Artist statement

From a young age, I have had a strong sense that things aren’t right. My philosophical practice is my search to know why and find better ways of being.

Finding things in the world around me that I want to respond to, to share: the beauty, the absurdity, of it all – I use performance, film, simple technology and speculative fiction to represent inner worlds and ideas I can’t express any other way.

I have learnt that Capitalism is failing and with it our sense of control. How can we break free from its influence? How do we regain our power? How do we co-create better futures?

Capitalism is a masterful storyteller, so I counter its narratives with my own. Narratives that lie somewhere between visual art, theatre, social practice and activism, that reflect on some of the key issues of our times. Stories that draw from the fringes of history, current events, and popular culture, and tap into cultural and personal memory. Tales of resistance to conflict and control, the consequences of war across generations, and the lingering impacts of empire and modern-day colonisations. Always presenting multiple perspectives that unveil the intricate interplay of contemporary existence, laced through with vulnerability and wry humour. The recurring themes around class, gender, and technology travel a long way and cross projects. I love getting under the skin of my characters. Trying to understand what makes them tick and build empathy. It’s worth feeling a little uncomfortable.

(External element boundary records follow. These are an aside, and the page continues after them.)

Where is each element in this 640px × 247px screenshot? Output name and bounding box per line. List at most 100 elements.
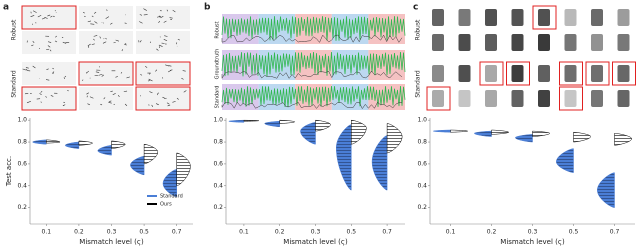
- violin-half: [111, 140, 126, 149]
- signal: [221, 70, 403, 80]
- violin-half: [336, 124, 352, 191]
- row-label: Robust: [215, 21, 221, 38]
- highlight-box: [21, 5, 77, 30]
- thumbnail: [136, 87, 190, 110]
- thumbnail: [22, 31, 76, 54]
- sketch: [138, 35, 180, 51]
- panel-label: b: [204, 3, 211, 13]
- violin-half: [46, 139, 61, 144]
- clothing: [564, 34, 577, 51]
- signal: [221, 34, 403, 43]
- thumbnails: [21, 5, 636, 111]
- violin-half: [279, 119, 295, 124]
- y-tick-label: 0.4: [417, 182, 427, 189]
- sketch: [87, 35, 127, 52]
- thumbnail: [79, 62, 133, 85]
- violin-half: [64, 141, 80, 149]
- x-tick-label: 0.3: [528, 229, 538, 236]
- legend-label: Standard: [160, 194, 183, 200]
- x-tick-label: 0.7: [610, 229, 620, 236]
- y-tick-label: 0.6: [213, 160, 223, 167]
- x-tick-label: 0.1: [42, 229, 52, 236]
- clothing: [511, 34, 524, 51]
- clothing: [591, 65, 603, 82]
- clothing: [485, 34, 497, 51]
- clothing: [485, 90, 497, 107]
- clothing: [511, 90, 524, 107]
- violin-half: [450, 129, 468, 133]
- sketch: [140, 64, 186, 82]
- violin-half: [176, 152, 191, 187]
- clothing: [538, 9, 550, 26]
- clothing: [564, 65, 577, 82]
- y-tick-label: 0.2: [213, 204, 223, 211]
- highlight-box: [78, 61, 134, 86]
- y-tick-label: 0.8: [213, 139, 223, 146]
- clothing: [617, 9, 630, 26]
- clothing: [591, 34, 603, 51]
- clothing: [538, 34, 550, 51]
- thumbnail: [136, 62, 190, 85]
- violin-half: [532, 130, 550, 137]
- clothing: [432, 9, 444, 26]
- violin-half: [614, 133, 632, 146]
- violin-half: [371, 135, 388, 191]
- row-label: Groundtruth: [215, 49, 221, 80]
- sketch: [22, 65, 67, 81]
- y-tick-label: 0.4: [213, 182, 223, 189]
- sketch: [139, 90, 187, 107]
- thumbnail: [136, 31, 190, 54]
- x-tick-label: 0.2: [487, 229, 497, 236]
- x-tick-label: 0.2: [275, 229, 285, 236]
- signal: [221, 16, 406, 41]
- violin-half: [243, 119, 260, 122]
- clothing: [458, 34, 471, 51]
- violin-half: [597, 172, 615, 208]
- highlight-box: [426, 86, 451, 111]
- sketch: [81, 66, 130, 81]
- x-tick-label: 0.5: [139, 229, 149, 236]
- clothing: [591, 9, 603, 26]
- violin-half: [556, 148, 574, 173]
- clothing: [538, 65, 550, 82]
- row-label: Standard: [415, 70, 422, 97]
- sketch: [24, 90, 69, 107]
- x-tick-label: 0.7: [172, 229, 182, 236]
- violin-half: [162, 169, 177, 197]
- thumbnail: [79, 6, 133, 29]
- clothing: [485, 65, 497, 82]
- thumbnail: [136, 6, 190, 29]
- clothing: [511, 9, 524, 26]
- clothing: [432, 90, 444, 107]
- signal: [221, 101, 402, 110]
- clothing: [617, 34, 630, 51]
- highlight-box: [506, 61, 530, 86]
- sketch: [82, 9, 127, 25]
- y-tick-label: 0.4: [17, 182, 27, 189]
- violin-half: [315, 119, 331, 132]
- highlight-box: [21, 86, 77, 111]
- highlight-box: [135, 86, 191, 111]
- y-axis-label: Test acc.: [5, 156, 13, 187]
- sketch: [26, 35, 70, 52]
- violin-half: [264, 121, 280, 127]
- violin-half: [300, 122, 316, 145]
- panel-label: c: [413, 3, 418, 13]
- clothing: [617, 65, 630, 82]
- highlight-box: [479, 61, 504, 86]
- thumbnail: [22, 62, 76, 85]
- x-tick-label: 0.2: [74, 229, 84, 236]
- violin-half: [573, 131, 591, 143]
- x-tick-label: 0.5: [347, 229, 357, 236]
- violin-half: [228, 119, 245, 123]
- highlight-box: [532, 5, 557, 30]
- clothing: [432, 65, 444, 82]
- violin-half: [351, 119, 367, 145]
- clothing: [485, 9, 497, 26]
- x-tick-label: 0.5: [569, 229, 579, 236]
- violin-half: [143, 143, 159, 165]
- violin-half: [491, 129, 509, 135]
- y-tick-label: 1.0: [417, 117, 427, 124]
- violin-half: [433, 129, 451, 133]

Approaching each work as a painter I often find painting historically not possible, choosing instead, to experiment with novel ways of narrating and visualising history in the multimedia era, by fusing traditional processes with interactive and broadcast technologies. I do, however, always start with the desire to retrieve history painting’s sublated good. I’m intrigued by the accessibility and communicative power of the outdated and problematic genre that engaged diverse audiences and the public of its time.

Much like historical painters before me, in the creation of my work, there are many creative methodologies and technical processes involved. Processes that involve construction, commissioning and collaboration across various fields. My research follows an extensive journey: writing, collaging, drawing, storyboarding, making handmade costumes and props crafted with care and slow labour, choreography, improv, testing and feedback, green screen, digital video, post-production, editing, animation and special effects, sound, voicework, and silence, to audience activation and behaviour hacks.

My creations span from room-sized graphic novels that the audience can walk around, the characters meticulously drawn in pencil and ink on paper, gesso on board, or painted in oil on laser-cut powder-coated steel, brought to life by Arduino circuits and proximity sensors; to 3D animated characters and environments; digital films; immersive artworks; collaboration with AI. The resulting works emanate an unapologetic imperfect charm. They are tender, humorous, political, soul-stirring, contradictory, and melancholic, all encompassed by a predominantly black and white aesthetic.